2. Improve incentives for monitoring and enforcement.  Existing emissions control systems are often corrupted in developing countries. In Mexico City, Oliva (2015) shows that widespread cheating compromises the effectiveness of car emissions regulations and is not easily addressed by increased enforcement or penalties. Nevertheless, in other cases, some straightforward interventions can be effective in reducing pollution (see box below).

3. Improve credit and land-titling markets. Addressing imperfect credit and property title markets can also help increase willingness to pay for environmental quality. Studies in Rwanda and Bangladesh show that introducing more secure land titles and relaxing credit constraints, respectively, leads to increased investments in environmental protection (Ali, Deininger, and Goldstein, 2014; Guiteras et al., 2015). State institutions and microfinance lenders could play an important role in addressing these issues.

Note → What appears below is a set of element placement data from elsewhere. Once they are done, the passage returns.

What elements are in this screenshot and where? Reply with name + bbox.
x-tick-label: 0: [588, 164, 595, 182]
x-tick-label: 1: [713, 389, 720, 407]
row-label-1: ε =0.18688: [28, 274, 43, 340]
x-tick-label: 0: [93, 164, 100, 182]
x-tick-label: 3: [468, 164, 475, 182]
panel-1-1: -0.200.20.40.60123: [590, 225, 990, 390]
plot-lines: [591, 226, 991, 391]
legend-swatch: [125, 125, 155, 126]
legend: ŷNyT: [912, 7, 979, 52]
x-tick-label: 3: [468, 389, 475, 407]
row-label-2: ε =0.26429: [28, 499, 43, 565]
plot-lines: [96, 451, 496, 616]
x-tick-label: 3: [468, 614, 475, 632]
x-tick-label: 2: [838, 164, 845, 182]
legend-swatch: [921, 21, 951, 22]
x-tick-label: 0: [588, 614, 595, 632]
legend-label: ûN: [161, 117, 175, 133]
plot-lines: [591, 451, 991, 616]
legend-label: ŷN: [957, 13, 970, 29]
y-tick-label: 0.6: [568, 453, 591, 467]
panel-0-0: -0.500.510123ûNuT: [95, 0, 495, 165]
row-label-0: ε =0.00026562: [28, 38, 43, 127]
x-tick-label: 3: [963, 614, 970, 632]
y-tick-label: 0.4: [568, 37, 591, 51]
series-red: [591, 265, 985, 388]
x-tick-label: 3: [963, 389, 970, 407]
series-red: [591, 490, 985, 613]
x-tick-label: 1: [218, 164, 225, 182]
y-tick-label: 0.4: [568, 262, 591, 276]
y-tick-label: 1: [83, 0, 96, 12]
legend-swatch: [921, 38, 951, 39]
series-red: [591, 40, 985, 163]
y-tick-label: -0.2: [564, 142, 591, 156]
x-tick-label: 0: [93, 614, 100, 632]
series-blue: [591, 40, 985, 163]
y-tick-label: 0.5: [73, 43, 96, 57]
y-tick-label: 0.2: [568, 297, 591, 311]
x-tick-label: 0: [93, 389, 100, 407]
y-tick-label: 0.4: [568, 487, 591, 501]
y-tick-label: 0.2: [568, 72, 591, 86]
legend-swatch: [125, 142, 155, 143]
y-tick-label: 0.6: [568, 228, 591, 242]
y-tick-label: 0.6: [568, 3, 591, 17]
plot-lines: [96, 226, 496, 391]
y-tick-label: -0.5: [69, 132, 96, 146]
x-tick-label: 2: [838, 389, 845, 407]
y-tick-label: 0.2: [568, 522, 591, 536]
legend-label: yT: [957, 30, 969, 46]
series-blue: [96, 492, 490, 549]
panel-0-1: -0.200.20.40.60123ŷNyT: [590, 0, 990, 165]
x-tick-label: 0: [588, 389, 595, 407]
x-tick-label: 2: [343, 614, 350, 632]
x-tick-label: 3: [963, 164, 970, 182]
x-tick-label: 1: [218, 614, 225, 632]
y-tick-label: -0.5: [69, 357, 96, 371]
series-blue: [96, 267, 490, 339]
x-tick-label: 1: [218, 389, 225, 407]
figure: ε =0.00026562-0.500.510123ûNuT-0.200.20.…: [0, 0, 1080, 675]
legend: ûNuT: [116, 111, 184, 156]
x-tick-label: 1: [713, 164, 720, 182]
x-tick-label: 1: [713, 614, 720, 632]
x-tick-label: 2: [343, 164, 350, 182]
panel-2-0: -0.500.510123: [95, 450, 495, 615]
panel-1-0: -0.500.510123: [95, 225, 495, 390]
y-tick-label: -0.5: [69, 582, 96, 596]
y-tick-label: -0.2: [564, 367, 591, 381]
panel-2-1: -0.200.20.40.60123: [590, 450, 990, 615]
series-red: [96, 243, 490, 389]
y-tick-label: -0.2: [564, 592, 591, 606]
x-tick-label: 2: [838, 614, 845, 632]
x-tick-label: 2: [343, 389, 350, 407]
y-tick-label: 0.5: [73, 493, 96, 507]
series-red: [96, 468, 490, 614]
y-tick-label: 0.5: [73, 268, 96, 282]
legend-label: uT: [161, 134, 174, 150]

However, policymakers should beware of harmful interaction effects between market failures. For example, the presence of both credit constraints and environmental externalities can mean that increasing credit leads to more environmental degradation. Assuncao et al. (2013) find that credit constraints actually lowered deforestation rates in Brazil by limiting investments in farm animals requiring grazing land. This highlights the importance of policymakers working with researchers to estimate the effects of policy and staying open to changing course once those effects become clear.

Box 1: Improving monitoring and enforcement: Evidence from two IGC studies in India

Monitoring and enforcement of pollution standards is costly, particularly in developing countries where regulators tend to have low capacity, weak incentives, and limited technology. Nevertheless, targeted interventions to address specific market failures can reduce pollution at an acceptable cost.

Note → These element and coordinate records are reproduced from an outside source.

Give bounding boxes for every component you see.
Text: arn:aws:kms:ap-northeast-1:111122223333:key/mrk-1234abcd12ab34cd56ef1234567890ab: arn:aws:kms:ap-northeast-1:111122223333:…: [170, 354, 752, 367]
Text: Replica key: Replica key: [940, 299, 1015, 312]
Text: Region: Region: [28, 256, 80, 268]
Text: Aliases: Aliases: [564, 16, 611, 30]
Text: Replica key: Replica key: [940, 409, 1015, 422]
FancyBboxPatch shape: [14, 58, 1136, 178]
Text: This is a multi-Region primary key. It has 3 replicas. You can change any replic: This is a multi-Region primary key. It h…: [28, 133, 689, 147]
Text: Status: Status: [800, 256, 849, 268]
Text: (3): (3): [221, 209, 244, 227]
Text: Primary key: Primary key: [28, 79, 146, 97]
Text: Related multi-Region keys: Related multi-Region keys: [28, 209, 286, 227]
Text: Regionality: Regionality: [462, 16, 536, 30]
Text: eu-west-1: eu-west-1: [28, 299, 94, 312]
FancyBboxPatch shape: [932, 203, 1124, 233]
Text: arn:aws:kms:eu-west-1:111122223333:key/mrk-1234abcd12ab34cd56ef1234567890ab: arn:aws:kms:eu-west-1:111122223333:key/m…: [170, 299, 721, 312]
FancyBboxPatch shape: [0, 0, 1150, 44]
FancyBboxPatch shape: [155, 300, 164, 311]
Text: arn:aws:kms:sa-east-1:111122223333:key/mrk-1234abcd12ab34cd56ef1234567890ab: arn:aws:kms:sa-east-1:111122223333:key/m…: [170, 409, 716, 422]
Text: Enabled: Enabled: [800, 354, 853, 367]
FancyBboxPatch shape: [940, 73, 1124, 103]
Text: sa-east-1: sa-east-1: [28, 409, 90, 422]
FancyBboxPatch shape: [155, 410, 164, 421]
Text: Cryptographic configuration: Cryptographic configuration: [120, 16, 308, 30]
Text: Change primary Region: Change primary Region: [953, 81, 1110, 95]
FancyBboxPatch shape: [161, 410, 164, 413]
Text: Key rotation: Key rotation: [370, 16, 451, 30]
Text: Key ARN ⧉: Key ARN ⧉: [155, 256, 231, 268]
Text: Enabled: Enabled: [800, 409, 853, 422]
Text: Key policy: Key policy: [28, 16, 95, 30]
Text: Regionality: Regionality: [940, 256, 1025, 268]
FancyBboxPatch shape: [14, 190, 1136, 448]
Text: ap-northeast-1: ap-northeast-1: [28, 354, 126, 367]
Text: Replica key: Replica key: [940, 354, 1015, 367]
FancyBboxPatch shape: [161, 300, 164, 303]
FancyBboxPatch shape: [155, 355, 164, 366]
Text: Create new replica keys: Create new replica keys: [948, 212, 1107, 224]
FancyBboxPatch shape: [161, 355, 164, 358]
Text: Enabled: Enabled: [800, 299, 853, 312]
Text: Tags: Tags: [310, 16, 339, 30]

In an IGC study, Duflo et al. (2013) showed that reforms to the environmental audit system can yield significant benefits. To address conflicts of interest by third-party environmental auditors in Gujarat, India, the researchers tested the effects of several targeted changes to the audit system, including randomising assignments and paying auditors from a central pool. They found that these led to significantly higher reductions in plant emissions at a reasonable cost – tentative estimates put the cost-benefit ratio at one to five.

In a related IGC study also in Gujarat, Duflo et al. (2018) examined the effects of regulator discretion and information on emissions. The researchers ran an experiment increasing resources for inspections and removing inspector discretion over which plants to check. They found that inspector discretion leads to three times more emissions reductions than random allocation, and that providing perfect information through technology (CEMS) leads to a further 30% emissions reduction. In other words, discretion is good, but good information is also important.